Africa, the garden where the seed of the Word of God grew into a leafy tree, watered by the blood of the innumerable Christians who offered their lives for the sake of their love for God, was the great homeland of St. Augustine.
Thagaste, a small village in North Africa, today called Souk-Ahras, insignificant and unknown in the immense Roman Empire, had the honour of being the birthplace of the greatest genius of Christianity: Aurelius Augustine.
On November 13, 354 A.D., was the day when the Lord called to life Aurelius Augustine, who saw the light of the sun and later became one of the most renowned Fathers of the Church in the history of early Christianity. His mother was St. Monica, an example of a mother convinced of her faith and faithful to her commitments as wife and mother.
The parents of St. Augustine were: Patricius, a non-believing man, busy in his socio-political commitments and very prone to anger and domestic violence; and Monica, a noble woman, committed to the Christian faith, patient and humble, ready to work, from God, to win her husband and her son Augustine to Christ.
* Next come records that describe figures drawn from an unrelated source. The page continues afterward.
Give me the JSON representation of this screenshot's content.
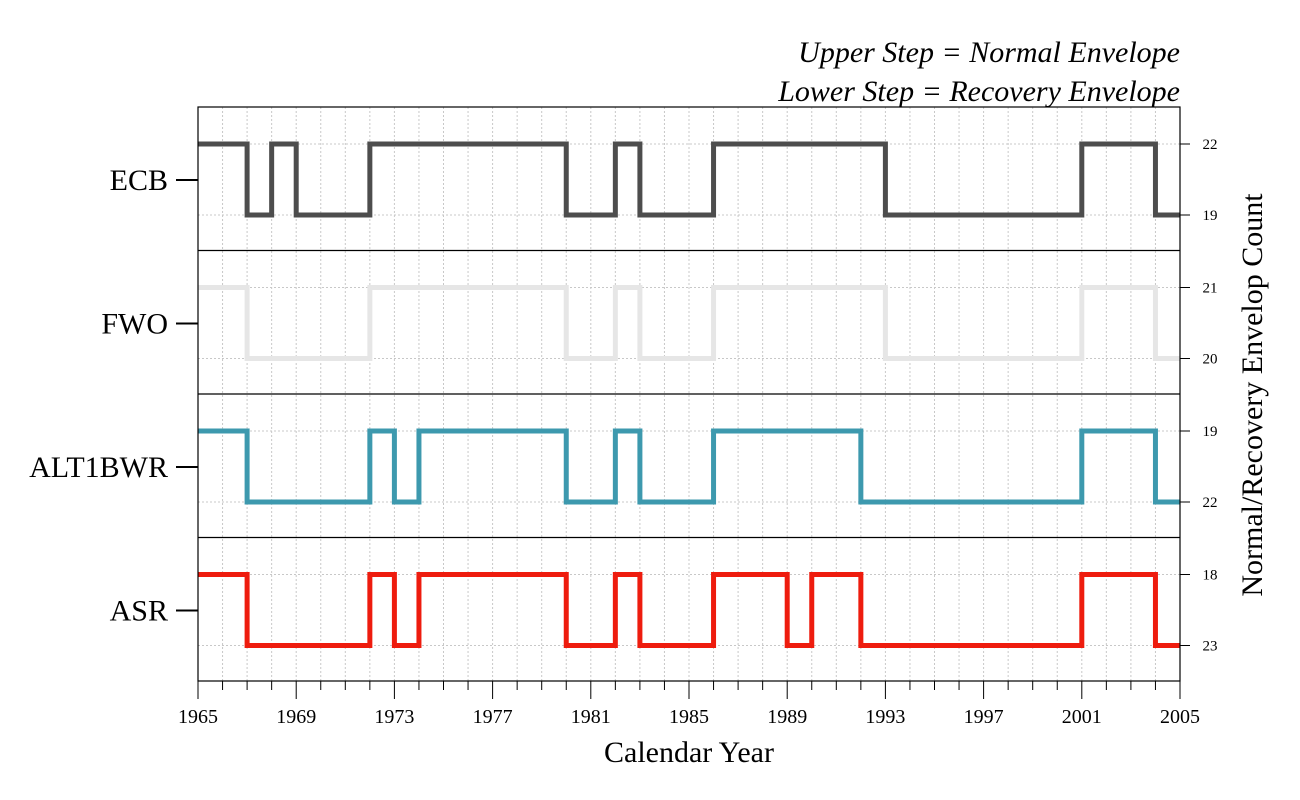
{
  "chart_data": {
    "type": "line",
    "step": true,
    "xlabel": "Calendar Year",
    "ylabel_right": "Normal/Recovery Envelop Count",
    "legend_lines": [
      "Upper Step = Normal Envelope",
      "Lower Step = Recovery Envelope"
    ],
    "legend_placement": "top-right",
    "xlim": [
      1965,
      2005
    ],
    "x_major_ticks": [
      1965,
      1969,
      1973,
      1977,
      1981,
      1985,
      1989,
      1993,
      1997,
      2001,
      2005
    ],
    "x_minor_step": 1,
    "grid": true,
    "series": [
      {
        "name": "ECB",
        "color": "#4d4d4d",
        "upper_count": 22,
        "lower_count": 19,
        "steps": [
          {
            "x": 1965,
            "level": "upper"
          },
          {
            "x": 1967,
            "level": "lower"
          },
          {
            "x": 1968,
            "level": "upper"
          },
          {
            "x": 1969,
            "level": "lower"
          },
          {
            "x": 1972,
            "level": "upper"
          },
          {
            "x": 1980,
            "level": "lower"
          },
          {
            "x": 1982,
            "level": "upper"
          },
          {
            "x": 1983,
            "level": "lower"
          },
          {
            "x": 1986,
            "level": "upper"
          },
          {
            "x": 1993,
            "level": "lower"
          },
          {
            "x": 2001,
            "level": "upper"
          },
          {
            "x": 2004,
            "level": "lower"
          },
          {
            "x": 2005,
            "level": "lower"
          }
        ]
      },
      {
        "name": "FWO",
        "color": "#e6e6e6",
        "upper_count": 21,
        "lower_count": 20,
        "steps": [
          {
            "x": 1965,
            "level": "upper"
          },
          {
            "x": 1967,
            "level": "lower"
          },
          {
            "x": 1972,
            "level": "upper"
          },
          {
            "x": 1980,
            "level": "lower"
          },
          {
            "x": 1982,
            "level": "upper"
          },
          {
            "x": 1983,
            "level": "lower"
          },
          {
            "x": 1986,
            "level": "upper"
          },
          {
            "x": 1993,
            "level": "lower"
          },
          {
            "x": 2001,
            "level": "upper"
          },
          {
            "x": 2004,
            "level": "lower"
          },
          {
            "x": 2005,
            "level": "lower"
          }
        ]
      },
      {
        "name": "ALT1BWR",
        "color": "#3d99ae",
        "upper_count": 19,
        "lower_count": 22,
        "steps": [
          {
            "x": 1965,
            "level": "upper"
          },
          {
            "x": 1967,
            "level": "lower"
          },
          {
            "x": 1972,
            "level": "upper"
          },
          {
            "x": 1973,
            "level": "lower"
          },
          {
            "x": 1974,
            "level": "upper"
          },
          {
            "x": 1980,
            "level": "lower"
          },
          {
            "x": 1982,
            "level": "upper"
          },
          {
            "x": 1983,
            "level": "lower"
          },
          {
            "x": 1986,
            "level": "upper"
          },
          {
            "x": 1992,
            "level": "lower"
          },
          {
            "x": 2001,
            "level": "upper"
          },
          {
            "x": 2004,
            "level": "lower"
          },
          {
            "x": 2005,
            "level": "lower"
          }
        ]
      },
      {
        "name": "ASR",
        "color": "#ee1c0e",
        "upper_count": 18,
        "lower_count": 23,
        "steps": [
          {
            "x": 1965,
            "level": "upper"
          },
          {
            "x": 1967,
            "level": "lower"
          },
          {
            "x": 1972,
            "level": "upper"
          },
          {
            "x": 1973,
            "level": "lower"
          },
          {
            "x": 1974,
            "level": "upper"
          },
          {
            "x": 1980,
            "level": "lower"
          },
          {
            "x": 1982,
            "level": "upper"
          },
          {
            "x": 1983,
            "level": "lower"
          },
          {
            "x": 1986,
            "level": "upper"
          },
          {
            "x": 1989,
            "level": "lower"
          },
          {
            "x": 1990,
            "level": "upper"
          },
          {
            "x": 1992,
            "level": "lower"
          },
          {
            "x": 2001,
            "level": "upper"
          },
          {
            "x": 2004,
            "level": "lower"
          },
          {
            "x": 2005,
            "level": "lower"
          }
        ]
      }
    ]
  }
}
Aurelius Augustine had two brothers: Navigio, a noble man and Perpetua, a woman of strong commitment to her faith who, after the conversion of St. Augustine, became a member of one of the communities of nuns founded by St. Augustine, exercising the office of superior of the community.
Following the custom of the time, Aurelio Agustin was not baptized a few days after his birth; however, his mother St. Monica prepared him as a catechumen so that he could become familiar with the Christian doctrine.
Aurelius Augustine, although he was not baptised, was not far from the way of God, so that when he fell seriously ill, he himself asked to be baptised, the sacrament which gave him the right to rejoice with God for all eternity. But it was not granted to him as he soon recovered from his illness.
St. Augustine is a pedagogue renowned for developing the Philosophy of Affectivity in the work of educating people with human warmth: “Only affective knowledge of truth is perfect knowledge” (St. Augustine). In the West, St. Augustine is known by the titles of: The Eagle of Hippo, The Doctor of Grace, The Shepherd of Souls, The Tireless Seeker of Truth, The Man of the Restless Heart, The Man of the Anthropology of Interiority, among others.